Quote from: candidate on December 22, 2009, 10:58:49 PM
In my experiments, one of the 220Ks had way more influence over the sweep.  I'd recommend at least trying a fixed resistance on one side and variable on the other, and possibly avoiding the need for a dual ganged pot or matched ldrs.

This surprises me. Both of the resistors affect the frequency, and the better they are matched (along with the LDRs), the better the filter works. Changing one would make the filter act strangely.

How I would do foot control is to disconnect the envelope detector (at the left side of R21), then use a low value (~10k) pot as a divider between the power rails to feed signal into the opamp (A6).

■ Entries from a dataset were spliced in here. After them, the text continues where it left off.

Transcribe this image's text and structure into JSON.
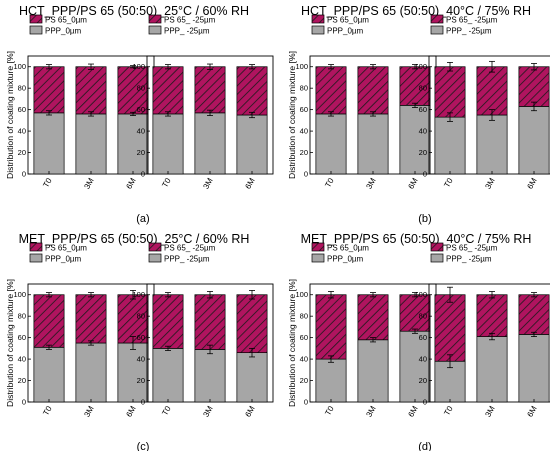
{
  "colors": {
    "ps_fill": "#b0145f",
    "ppp_fill": "#a6a6a6",
    "hatch": "#1a1a1a",
    "axis": "#000000"
  },
  "chart_data": [
    {
      "type": "bar",
      "stacked": true,
      "title": "HCT_PPP/PS 65 (50:50)_25°C / 60% RH",
      "label": "(a)",
      "ylabel": "Distribution of coating mixture [%]",
      "ylim": [
        0,
        110
      ],
      "yticks": [
        0,
        20,
        40,
        60,
        80,
        100
      ],
      "categories": [
        "T0",
        "3M",
        "6M"
      ],
      "subplots": [
        {
          "legend": [
            "PS 65_0µm",
            "PPP_0µm"
          ],
          "series": [
            {
              "name": "PPP_0µm",
              "values": [
                57,
                56,
                56
              ],
              "errors": [
                2,
                2,
                1.5
              ]
            },
            {
              "name": "PS 65_0µm",
              "values": [
                43,
                44,
                44
              ],
              "errors": [
                2,
                2.5,
                1
              ]
            }
          ]
        },
        {
          "legend": [
            "PS 65_ -25µm",
            "PPP_ -25µm"
          ],
          "series": [
            {
              "name": "PPP_ -25µm",
              "values": [
                56,
                57,
                55
              ],
              "errors": [
                2,
                2.5,
                2.5
              ]
            },
            {
              "name": "PS 65_ -25µm",
              "values": [
                44,
                43,
                45
              ],
              "errors": [
                2,
                2.5,
                2
              ]
            }
          ]
        }
      ]
    },
    {
      "type": "bar",
      "stacked": true,
      "title": "HCT_PPP/PS 65 (50:50)_40°C /  75% RH",
      "label": "(b)",
      "ylabel": "Distribution of coating mixture [%]",
      "ylim": [
        0,
        110
      ],
      "yticks": [
        0,
        20,
        40,
        60,
        80,
        100
      ],
      "categories": [
        "T0",
        "3M",
        "6M"
      ],
      "subplots": [
        {
          "legend": [
            "PS 65_0µm",
            "PPP_0µm"
          ],
          "series": [
            {
              "name": "PPP_0µm",
              "values": [
                56,
                56,
                64
              ],
              "errors": [
                2,
                2,
                2
              ]
            },
            {
              "name": "PS 65_0µm",
              "values": [
                44,
                44,
                36
              ],
              "errors": [
                2,
                2,
                2
              ]
            }
          ]
        },
        {
          "legend": [
            "PS 65_ -25µm",
            "PPP_ -25µm"
          ],
          "series": [
            {
              "name": "PPP_ -25µm",
              "values": [
                53,
                55,
                63
              ],
              "errors": [
                4,
                5,
                4
              ]
            },
            {
              "name": "PS 65_ -25µm",
              "values": [
                47,
                45,
                37
              ],
              "errors": [
                4,
                5,
                3
              ]
            }
          ]
        }
      ]
    },
    {
      "type": "bar",
      "stacked": true,
      "title": "MET_PPP/PS 65 (50:50)_25°C / 60% RH",
      "label": "(c)",
      "ylabel": "Distribution of coating mixture [%]",
      "ylim": [
        0,
        110
      ],
      "yticks": [
        0,
        20,
        40,
        60,
        80,
        100
      ],
      "categories": [
        "T0",
        "3M",
        "6M"
      ],
      "subplots": [
        {
          "legend": [
            "PS 65_0µm",
            "PPP_0µm"
          ],
          "series": [
            {
              "name": "PPP_0µm",
              "values": [
                51,
                55,
                55
              ],
              "errors": [
                2,
                2,
                6
              ]
            },
            {
              "name": "PS 65_0µm",
              "values": [
                49,
                45,
                45
              ],
              "errors": [
                2,
                2,
                4
              ]
            }
          ]
        },
        {
          "legend": [
            "PS 65_ -25µm",
            "PPP_ -25µm"
          ],
          "series": [
            {
              "name": "PPP_ -25µm",
              "values": [
                50,
                49,
                46
              ],
              "errors": [
                2,
                4,
                4
              ]
            },
            {
              "name": "PS 65_ -25µm",
              "values": [
                50,
                51,
                54
              ],
              "errors": [
                2,
                3,
                4
              ]
            }
          ]
        }
      ]
    },
    {
      "type": "bar",
      "stacked": true,
      "title": "MET_PPP/PS 65 (50:50)_40°C /  75% RH",
      "label": "(d)",
      "ylabel": "Distribution of coating mixture [%]",
      "ylim": [
        0,
        110
      ],
      "yticks": [
        0,
        20,
        40,
        60,
        80,
        100
      ],
      "categories": [
        "T0",
        "3M",
        "6M"
      ],
      "subplots": [
        {
          "legend": [
            "PS 65_0µm",
            "PPP_0µm"
          ],
          "series": [
            {
              "name": "PPP_0µm",
              "values": [
                40,
                58,
                66
              ],
              "errors": [
                3,
                2,
                2
              ]
            },
            {
              "name": "PS 65_0µm",
              "values": [
                60,
                42,
                34
              ],
              "errors": [
                3,
                2,
                2
              ]
            }
          ]
        },
        {
          "legend": [
            "PS 65_ -25µm",
            "PPP_ -25µm"
          ],
          "series": [
            {
              "name": "PPP_ -25µm",
              "values": [
                38,
                61,
                63
              ],
              "errors": [
                6,
                3,
                2
              ]
            },
            {
              "name": "PS 65_ -25µm",
              "values": [
                62,
                39,
                37
              ],
              "errors": [
                7,
                3,
                2
              ]
            }
          ]
        }
      ]
    }
  ]
}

This will imitate the action of the envelope detector, and it needs no modification of the LDRs or the associated resistors.

SonicVI

I'm not going to use an expression pedal, but just a big knob to control the manual wah, so the pot taper won't be AS important, but I've got linear and log pots to try.  The reason I want to replace the LDR's rather than the 220K's is I'm planning on adding an LFO with dual opto-isolators from something like the Tremulus Lune or Ross Phaser.  If the only thing I'm switching out is the LDRs between the auto/manual/LFO control then I can wire it all up to a single 4P3T rotary switch, rather than two or three toggles.

zyxwyvu

Quote from: SonicVI on December 23, 2009, 07:13:08 PM
I'm not going to use an expression pedal, but just a big knob to control the manual wah, so the pot taper won't be AS important, but I've got linear and log pots to try.  The reason I want to replace the LDR's rather than the 220K's is I'm planning on adding an LFO with dual opto-isolators from something like the Tremulus Lune or Ross Phaser.  If the only thing I'm switching out is the LDRs between the auto/manual/LFO control then I can wire it all up to a single 4P3T rotary switch, rather than two or three toggles.

If you include opamp A6, the filter is effectively voltage controlled. You can just use R21 into A6 as the control input, and switch between envelope, LFO, or manual CV inputs. That way, you can avoid switching the LDRs at all, and use a 1P3T switch instead of 4P3T.